BlackRock Private Credit Fund CEO Was on Verge of Departure, Stock Already Down 39% This Year
Miles Bennett
Phil Tseng, CEO of BlackRock's listed private-credit fund TCPC, is in the process of leaving; the fund has cut its net asset value twice this year, its stock is down 39%, and Manhattan federal prosecutors are probing its valuation practices.
Why is the CEO leaving?
Phil Tseng is still a BlackRock employee, but people familiar with the matter told Bloomberg his departure is under way — the exact timing has not been set.
Tseng previously founded Tennenbaum Capital Partners, which BlackRock acquired in 2018. He went on to run TCPC and other U.S. direct-lending funds.
Both BlackRock and Tseng declined to comment. This means → the reasons behind his exit remain opaque, but the timing lands squarely in the fund's worst stretch.
How much has this fund lost?
TCPC is a publicly traded business development company — a BDC, essentially a listed vehicle that pools private-credit loans.
It has cut its net asset value twice this year: 19% in January and another 5% in May, both driven by write-downs on troubled investments.
As of Tuesday's close, TCPC stock is down 39% year-to-date. In plain terms = every $10,000 invested at the start of the year is now worth about $6,100.
What are federal prosecutors looking at?
Bloomberg reported in May that the Manhattan U.S. Attorney's Office has opened a probe into TCPC's valuation practices.
Prosecutors have already interviewed executives tied to the fund. This means → the issue goes beyond bad investments — how the fund priced its assets may itself be in question.
In plain terms = regulators want to know whether those book values were inflated from the start.
How does BlackRock plan to clean this up?
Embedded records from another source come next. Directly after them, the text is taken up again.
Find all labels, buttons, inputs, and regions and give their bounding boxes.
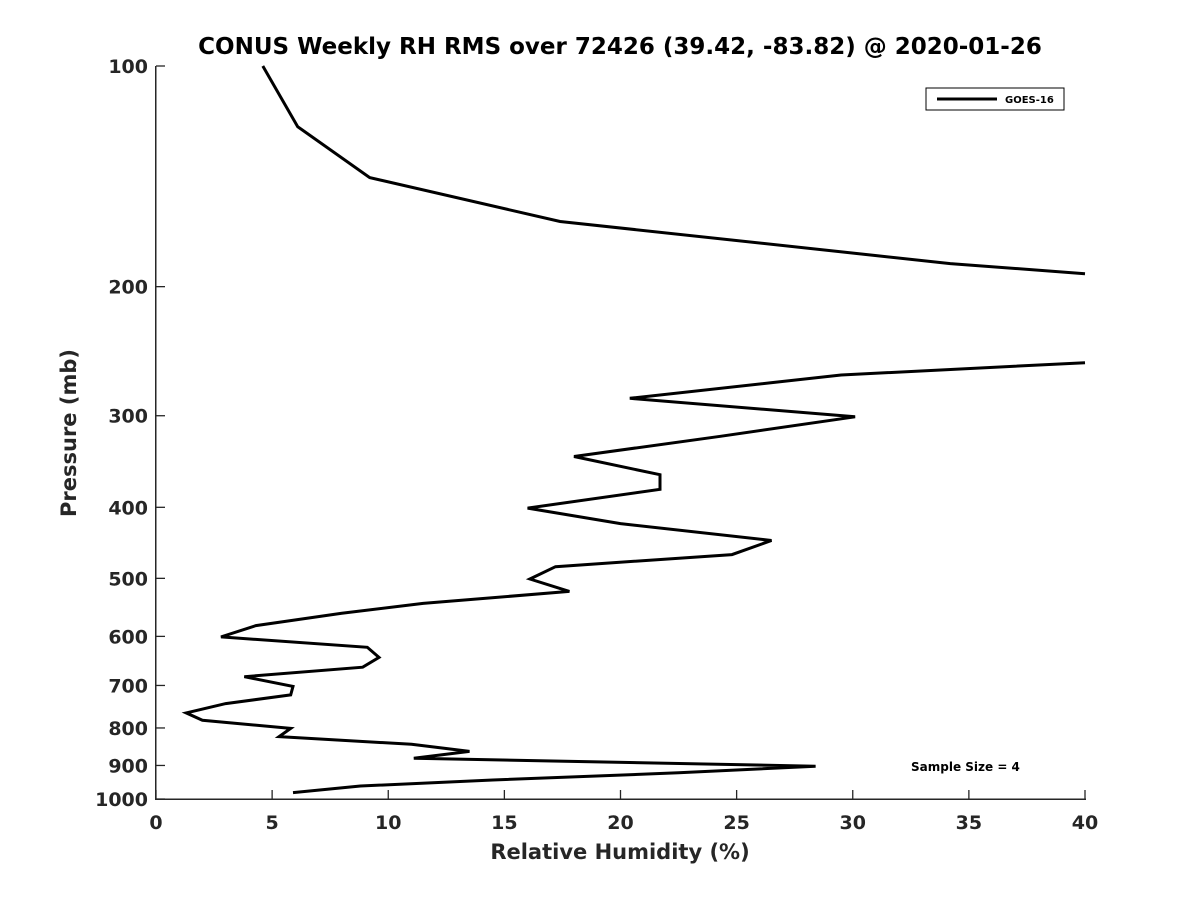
- x-tick-label: 40: [1072, 812, 1098, 834]
- plot-frame-bottom: [155, 798, 1086, 800]
- y-tick-label: 1000: [95, 789, 148, 811]
- x-tick-label: 35: [956, 812, 982, 834]
- chart-title: CONUS Weekly RH RMS over 72426 (39.42, -…: [198, 34, 1042, 60]
- x-tick-label: 30: [840, 812, 866, 834]
- y-tick-label: 900: [108, 755, 148, 777]
- series-line-goes16: [261, 65, 1086, 276]
- sample-size-annotation: Sample Size = 4: [911, 760, 1020, 774]
- x-tick-label: 20: [607, 812, 633, 834]
- x-tick-label: 5: [266, 812, 279, 834]
- y-tick-label: 800: [108, 718, 148, 740]
- x-axis-label: Relative Humidity (%): [490, 840, 749, 864]
- series-line-goes16: [181, 361, 1086, 795]
- y-tick-label: 100: [108, 56, 148, 78]
- y-tick-label: 700: [108, 675, 148, 697]
- series-layer: [181, 65, 1086, 795]
- plot-area: [156, 66, 1085, 799]
- y-axis: 100 200 300 400 500 600 700 800 900 1000: [95, 56, 165, 811]
- x-tick-label: 15: [491, 812, 517, 834]
- x-tick-label: 0: [149, 812, 162, 834]
- y-axis-label: Pressure (mb): [57, 349, 81, 517]
- legend: GOES-16: [925, 87, 1065, 111]
- x-tick-label: 25: [723, 812, 749, 834]
- y-tick-label: 300: [108, 406, 148, 428]
- legend-label-goes16: GOES-16: [1005, 95, 1054, 106]
- x-tick-label: 10: [375, 812, 401, 834]
- x-axis: 0 5 10 15 20 25 30 35 40: [149, 790, 1098, 834]
- y-tick-label: 400: [108, 497, 148, 519]
- y-tick-label: 200: [108, 277, 148, 299]
- plot-frame-left: [155, 66, 157, 799]
- y-tick-label: 500: [108, 568, 148, 590]
- y-tick-label: 600: [108, 626, 148, 648]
BlackRock acquired HPS Investment Partners in 2025 for roughly $12 billion, partly to move beyond the limitations of legacy funds like TCPC.
Since that deal closed, HPS executives have been stepping into TCPC's day-to-day operations. This reflects a deliberate management swap — new team in, old team out.
TCPC's ongoing losses and the federal probe will test whether BlackRock can actually deliver on its biggest strategic bet in years: building a dominant private-credit franchise.
Content is for reference only, not financial advice.